In the duffel bag, Davis found five cellphones, a Google Chrome laptop, a butane lighter, a Mastercard with the name Tylor Goghill, a motel key card, five different vehicle keys, two key fobs, an unused syringe, assorted toiletries, dirty clothes, a metal case containing Social Security cards in the names of Angel Nicole Buzzard and Elaine Jumper, four reloadable debit cards, a Visa card in the name of Kimberly Smith Hendrix, a Medicare health insurance card for Russell S. Steffen, a copy of an Arizona driver’s license with the name Russell Simon Steffen on it, a Sprint sim card, a Cricket sim card, three non-branded sim cards, two pieces of tin foil (one with burn residue and the other with a flaky substance), and two baggies with a white powdery substance which later field tested positive for methamphetamine.

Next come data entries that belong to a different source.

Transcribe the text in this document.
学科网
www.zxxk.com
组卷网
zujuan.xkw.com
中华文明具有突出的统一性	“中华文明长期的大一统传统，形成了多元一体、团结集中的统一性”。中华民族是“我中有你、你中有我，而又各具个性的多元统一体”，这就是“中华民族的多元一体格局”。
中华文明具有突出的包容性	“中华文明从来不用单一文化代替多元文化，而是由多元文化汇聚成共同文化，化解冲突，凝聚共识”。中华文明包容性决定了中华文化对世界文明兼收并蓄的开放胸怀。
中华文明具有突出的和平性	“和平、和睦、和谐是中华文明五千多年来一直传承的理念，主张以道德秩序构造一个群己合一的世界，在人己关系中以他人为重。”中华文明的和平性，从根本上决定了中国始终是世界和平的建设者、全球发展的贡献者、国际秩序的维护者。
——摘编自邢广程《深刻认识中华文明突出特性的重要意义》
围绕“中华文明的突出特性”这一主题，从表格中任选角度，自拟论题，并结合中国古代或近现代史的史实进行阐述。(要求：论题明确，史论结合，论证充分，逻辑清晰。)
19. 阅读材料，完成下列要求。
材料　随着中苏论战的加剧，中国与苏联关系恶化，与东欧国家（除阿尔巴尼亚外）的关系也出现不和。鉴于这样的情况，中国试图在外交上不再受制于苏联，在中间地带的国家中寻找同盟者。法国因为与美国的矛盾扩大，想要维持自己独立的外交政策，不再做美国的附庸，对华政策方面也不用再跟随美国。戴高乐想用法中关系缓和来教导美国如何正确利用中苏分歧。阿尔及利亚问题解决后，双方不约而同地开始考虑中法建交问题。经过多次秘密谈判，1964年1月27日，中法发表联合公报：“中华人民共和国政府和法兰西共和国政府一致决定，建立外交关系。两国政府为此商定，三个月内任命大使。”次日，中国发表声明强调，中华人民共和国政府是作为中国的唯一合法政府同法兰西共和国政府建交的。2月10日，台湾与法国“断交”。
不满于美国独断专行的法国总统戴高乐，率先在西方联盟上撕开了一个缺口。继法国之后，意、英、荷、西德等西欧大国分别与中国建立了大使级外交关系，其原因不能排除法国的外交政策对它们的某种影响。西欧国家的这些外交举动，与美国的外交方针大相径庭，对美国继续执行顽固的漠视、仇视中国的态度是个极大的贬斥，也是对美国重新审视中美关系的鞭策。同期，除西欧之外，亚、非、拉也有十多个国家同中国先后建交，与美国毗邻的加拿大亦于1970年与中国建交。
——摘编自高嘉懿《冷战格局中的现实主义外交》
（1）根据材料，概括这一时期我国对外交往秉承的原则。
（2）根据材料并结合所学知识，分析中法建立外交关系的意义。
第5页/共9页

After the search, Davis and Jones went back to the apartment where the uncle gave them verbal permission to search the bathroom where Coghill had been. Jones observed a key fob submerged in the full toilet tank. Davis drained the tank and retrieved the fob which had a Mercedes emblem on the back. He took the fob outside, and when he pressed the lock and unlock buttons the Mercedes’ lights illuminated.
The vehicle was towed and impounded. Coghill asked that his dog, a large gray pit bull, be released to his brother. Davis retrieved the dog from the apartment and released it to his brother.
Tylor Chad Raymond Coghill, 28, of Alva, was charged Nov. 5 with possession of a stolen vehicle and knowingly receiving or concealing stolen property, both felonies. The 2014 Mercedes Benz convertible had been reported stolen from Joseph Solomon about Oct. 21.
The stolen vehicle charge is punishable by imprisonment in custody of the Department of Corrections not to exceed two years.
The stolen property charge is punishable by imprisonment not to exceed five years or a fine not to exceed $500, or by both such fine and imprisonment.
Coghill’s bond has been set at $15,000, and his next court date is scheduled for Dec. 14.